Four "Returning to Nature Stories"
October 9, 2008
Cactus Wren
Canyon Wren
Welcome to "Bird Is A Verb"'s new home.  For this third anniversary column I'd like to recount four good news stories about getting back to nature and, in deference to Richard Louv, the author of Last Child in the Woods who recently addressed a convention here in the Valley, three of these stories feature kids.  By some accounts Louv's book is a downer because it catalogues how far we've strayed from our species' roots in the natural world.  My stories are uppers.  They spotlight reconnections with that world which still happen even in the scurry of post-modern lives.

First Story--Our Phoenix grandson, JP Burns, tagged along on many of our birding adventures as soon as he could walk and talk, and the first bird on his Life List was the eared quetzal, a rare and spectacular vagrant from Mexico which famously spent the winter of '96 in Haunted Canyon west of Globe.  Though JP's interest in birding has waned, his love of nature and the outdoors has not.  Now a middle schooler, he is a competitive rock climber and has his own kayak.  Last summer, returning from a river trip to Alaska, the family stopped at the Beringea Interpretive Center in Whitehorse, Yukon, and JP did a workshop where he learned how to design his own atlatl.  An ancient seed flowers in a modern teenager.
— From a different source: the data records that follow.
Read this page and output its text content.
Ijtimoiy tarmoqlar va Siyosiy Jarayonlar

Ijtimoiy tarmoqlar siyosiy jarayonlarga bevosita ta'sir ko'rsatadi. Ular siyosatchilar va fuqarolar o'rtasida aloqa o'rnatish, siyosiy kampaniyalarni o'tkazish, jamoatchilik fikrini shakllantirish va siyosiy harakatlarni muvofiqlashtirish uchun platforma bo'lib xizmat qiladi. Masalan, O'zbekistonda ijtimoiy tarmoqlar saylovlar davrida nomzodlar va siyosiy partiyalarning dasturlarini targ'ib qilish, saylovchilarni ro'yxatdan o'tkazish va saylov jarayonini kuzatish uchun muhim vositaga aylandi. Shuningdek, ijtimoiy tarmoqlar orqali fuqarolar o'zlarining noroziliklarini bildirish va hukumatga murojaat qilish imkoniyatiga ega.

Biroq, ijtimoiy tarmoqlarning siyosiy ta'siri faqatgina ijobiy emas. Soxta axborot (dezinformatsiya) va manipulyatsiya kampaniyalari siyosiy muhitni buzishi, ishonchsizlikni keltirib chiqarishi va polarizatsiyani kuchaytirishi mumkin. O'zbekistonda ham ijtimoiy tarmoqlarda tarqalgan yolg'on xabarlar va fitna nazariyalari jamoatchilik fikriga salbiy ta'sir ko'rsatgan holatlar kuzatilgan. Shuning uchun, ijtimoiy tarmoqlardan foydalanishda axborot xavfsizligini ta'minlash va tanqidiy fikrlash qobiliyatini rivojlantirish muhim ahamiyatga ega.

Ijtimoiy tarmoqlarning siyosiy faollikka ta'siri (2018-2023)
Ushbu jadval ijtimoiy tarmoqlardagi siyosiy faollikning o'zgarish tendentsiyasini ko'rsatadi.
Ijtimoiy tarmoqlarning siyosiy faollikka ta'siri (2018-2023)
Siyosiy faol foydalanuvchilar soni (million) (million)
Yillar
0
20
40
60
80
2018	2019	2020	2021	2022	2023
Second Story--Dianne Petro, a reader of this column, remembers walking down a road in Organ Pipe Cactus National Monument with her six year old son well after dark on a camping trip.  Let Dianne tell it:  "As we walked in that velvety blackness that you never encounter in the city he said, 'The stars come right down to the ground!'  And so they did, and we were walking among them!  A connection was definitely made!"  Thanks Dianne.  For sharing a wonderful story but, most importantly, for planting another seed.

Third Story--I recently led a birdwalk at Boyce Thompson Arboretum.  Among the participants was 11 year old Aster Despain of Chandler, accompanied by his father, David.  Aster was carrying a field guide and looking up each species as we saw it.  When we spotted a singing canyon wren, Aster stopped every adult dead in their tracks, exclaiming "This is better than Disneyland!"  I am not making this up.  David reports Aster hopes to be a "birdologist" when he grows up.

Fourth story--Tom Vezo of Green Valley, arguably the best bird photographer in the country, recently passed away.  He died of a heart attack while hiking in the Rincons in southern Arizona.  I knew Tom well enough to know his "return to nature," untimely though it was, happened exactly as he wished.  I know this because we had this conversation two years ago when I saw him in Texas during spring migration.

Tom's wildlife photography was renowned for drawing viewers into nature and chronicling its cycles of life and death.  How perfect for one whose life work conveyed his love of nature to end that life outdoors doing something he loved.  A seed flowers.  The flower goes back to seed.  A life Richard Louv might have scripted.